No dia-a-dia, em geral, é muito comum as pessoas julgarem algo ou alguém por causa da aparência física ou pelo que já ouviu falar sobre determinado objeto, pessoa ou lugar.

Eu sou uma garota que possui alguns gostos que podem ser considerados um pouco excêntricos, há uma ano comecei a me interessar por k-pop (música pop coreana) e desde então virou parte da minha rotina escutar comentários preconceituosos por parte dos meus amigos, como por exemplo: "Eles são coreanos!", "Eles têm olhos puxados e são estranhos, um dos caras dessa banda que você gosta parece uma mulher" e "Como você consegue gostar das músicas se nem ao menos fala coreano?". Os comentários são tantos que nem prefiro comentar esse meu gosto por k-pop, e essa situação vale para duas músicas dos Beatles que eu tenho em alemão no meu celular  (Sie Liebt Dich/She Loves Yoy e Komm Gib Mir Deine Hand/ I Want To Hold Your Hand). As pessoas simplesmente criticam por ser uma língua que elas não sabem falar, nem se dão ao trabalho de escutar a música para ver se ela tem um ritmo legal ou não.

O mesmo ocorre com alguns livros que eu leio, já tive que aturar algumas pessoas me questionando por eu gostar de Harry Potter, alegando que o livro é muito fantasioso e que foi feito para crianças. Eu respeito a opinião dessas pessoas mesmo não concordando, afinal de contas gosto é igual a bunda e cada um tem a sua. Mas me pergunto quantas dessas pessoas já leram Harry Potter para darem a opinião delas, é muito fácil criar um ponto de vista sem ter lido um dos livros. Extraordinário de R. J. Palacio, aborda exatamente esse tema do preconceito, das pessoas julgarem sem conhecerem algo realmente. No caso desse livro August Pullman é um garoto que tem uma severa deformidade facial, e quando ele vai para a escola pela primeira vez as pessoas o julgam por sua aparência e são as poucas que tentam conhecer o garoto indo além de seu físico.

Mas as pessoas, objetos e música estão longe de serem os únicos a sofrerem algum tipo de preconceito, não se pode deixar os países de fora dessa.
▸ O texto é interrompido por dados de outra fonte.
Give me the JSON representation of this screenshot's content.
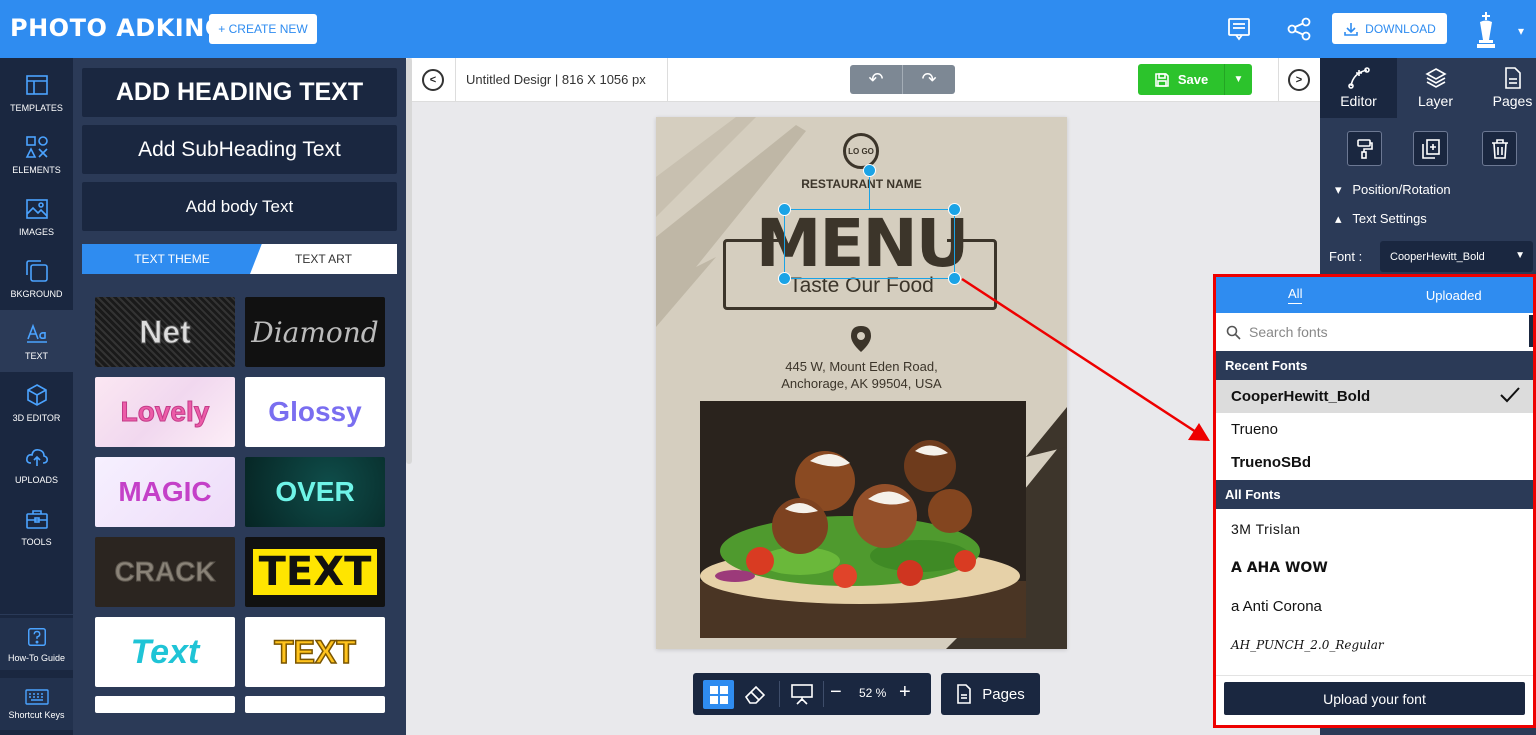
{
  "header": {
    "logo": "PHOTO ADKING",
    "create_new": "+ CREATE NEW",
    "download": "DOWNLOAD"
  },
  "nav": {
    "items": [
      {
        "label": "TEMPLATES",
        "icon": "templates-icon"
      },
      {
        "label": "ELEMENTS",
        "icon": "elements-icon"
      },
      {
        "label": "IMAGES",
        "icon": "images-icon"
      },
      {
        "label": "BKGROUND",
        "icon": "background-icon"
      },
      {
        "label": "TEXT",
        "icon": "text-icon",
        "active": true
      },
      {
        "label": "3D EDITOR",
        "icon": "cube-icon"
      },
      {
        "label": "UPLOADS",
        "icon": "upload-cloud-icon"
      },
      {
        "label": "TOOLS",
        "icon": "toolbox-icon"
      }
    ],
    "bottom": [
      {
        "label": "How-To Guide",
        "icon": "help-icon"
      },
      {
        "label": "Shortcut Keys",
        "icon": "keyboard-icon"
      }
    ]
  },
  "text_panel": {
    "heading": "ADD HEADING TEXT",
    "subheading": "Add SubHeading Text",
    "body": "Add body Text",
    "tabs": [
      "TEXT THEME",
      "TEXT ART"
    ],
    "themes": [
      "Net",
      "Diamond",
      "Lovely",
      "Glossy",
      "MAGIC",
      "OVER",
      "CRACK",
      "TEXT",
      "Text",
      "TEXT"
    ]
  },
  "toolbar": {
    "title": "Untitled Desigr",
    "dimensions": "| 816 X 1056 px",
    "save": "Save"
  },
  "design": {
    "logo": "LO GO",
    "restaurant": "RESTAURANT NAME",
    "menu": "MENU",
    "tagline": "Taste Our Food",
    "address_line1": "445 W, Mount Eden Road,",
    "address_line2": "Anchorage, AK 99504, USA"
  },
  "canvas_bottom": {
    "zoom": "52 %",
    "pages": "Pages"
  },
  "right_panel": {
    "tabs": [
      "Editor",
      "Layer",
      "Pages"
    ],
    "position_rotation": "Position/Rotation",
    "text_settings": "Text Settings",
    "font_label": "Font :",
    "font_value": "CooperHewitt_Bold"
  },
  "font_dropdown": {
    "tabs": [
      "All",
      "Uploaded"
    ],
    "search_placeholder": "Search fonts",
    "recent_header": "Recent Fonts",
    "recent": [
      "CooperHewitt_Bold",
      "Trueno",
      "TruenoSBd"
    ],
    "all_header": "All Fonts",
    "all": [
      "3M Trislan",
      "A AHA WOW",
      "a Anti Corona",
      "AH_PUNCH_2.0_Regular"
    ],
    "upload": "Upload your font"
  },
  "colors": {
    "brand_blue": "#2f8cf0",
    "navy": "#1a2740",
    "panel": "#2b3a57",
    "save_green": "#2cc32c",
    "highlight_red": "#ee0000"
  }
}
É muito comum boa parte dos estrangeiros julgarem que o Brasil se define em cinco itens: floresta, carnaval, futebol, Rio de Janeiro e São Paulo. E existem outros que nem sabem ao certo a localização do nosso país, eu já conheci uma americana que disse "Eu já estive no Brasil, e depois de Portugal eu fui para a Espanha", de acordo com ela o Brasil fica em Portugal.

A Colômbia também é um outro país que sofre desse pré-julgamento, a primeira coisa que boa parte das pessoas pensam quando escutam falar sobre esse país são as drogas (a maconha é liberada lá), uma conhecida minha, por exemplo já brincou que o pai da amiga da minha irmã era traficante, pois ele e a família estavam prestes a fazer uma viagem para a Colômbia durante as férias. Mas uma colega minha que voltou recentemente  de lá após um intercâmbio de um mês em Medelín, e os relatos dela sobre a viagem como um todo acabou mudando o modo que eu via esse país e acho que causou o mesmo nos meus colegas. Lá é muito mais do que simplesmente drogas, como boa parte das pessoas acham.

O preconceito é algo que está longe de ser erradicado, mas acho que se cada uma das pessoas passarem a respeitar os gostos das outras (independente de se tratar de gosto musical/literário/sexual) já é um grande avanço, além de tentar ver o mundo sob outra perspectiva. Devemos seguir o exemplo de Liesel no filme The Book Thief, Max (um judeu fugitivo) está escondido no porão e pede para a garota contar como está o dia e ela começa a falar que o dia estava nublado até que o judeu a interrompe e diz: "Se os seus olhos falassem, o que eles diriam?" e assim Liesel começa a falar novamente como o tempo está, mas usando algumas funções de linguagem. Precisamos aprender a ver o mundo, as coisas dele e as pessoas dele com um olhar puro e mágico.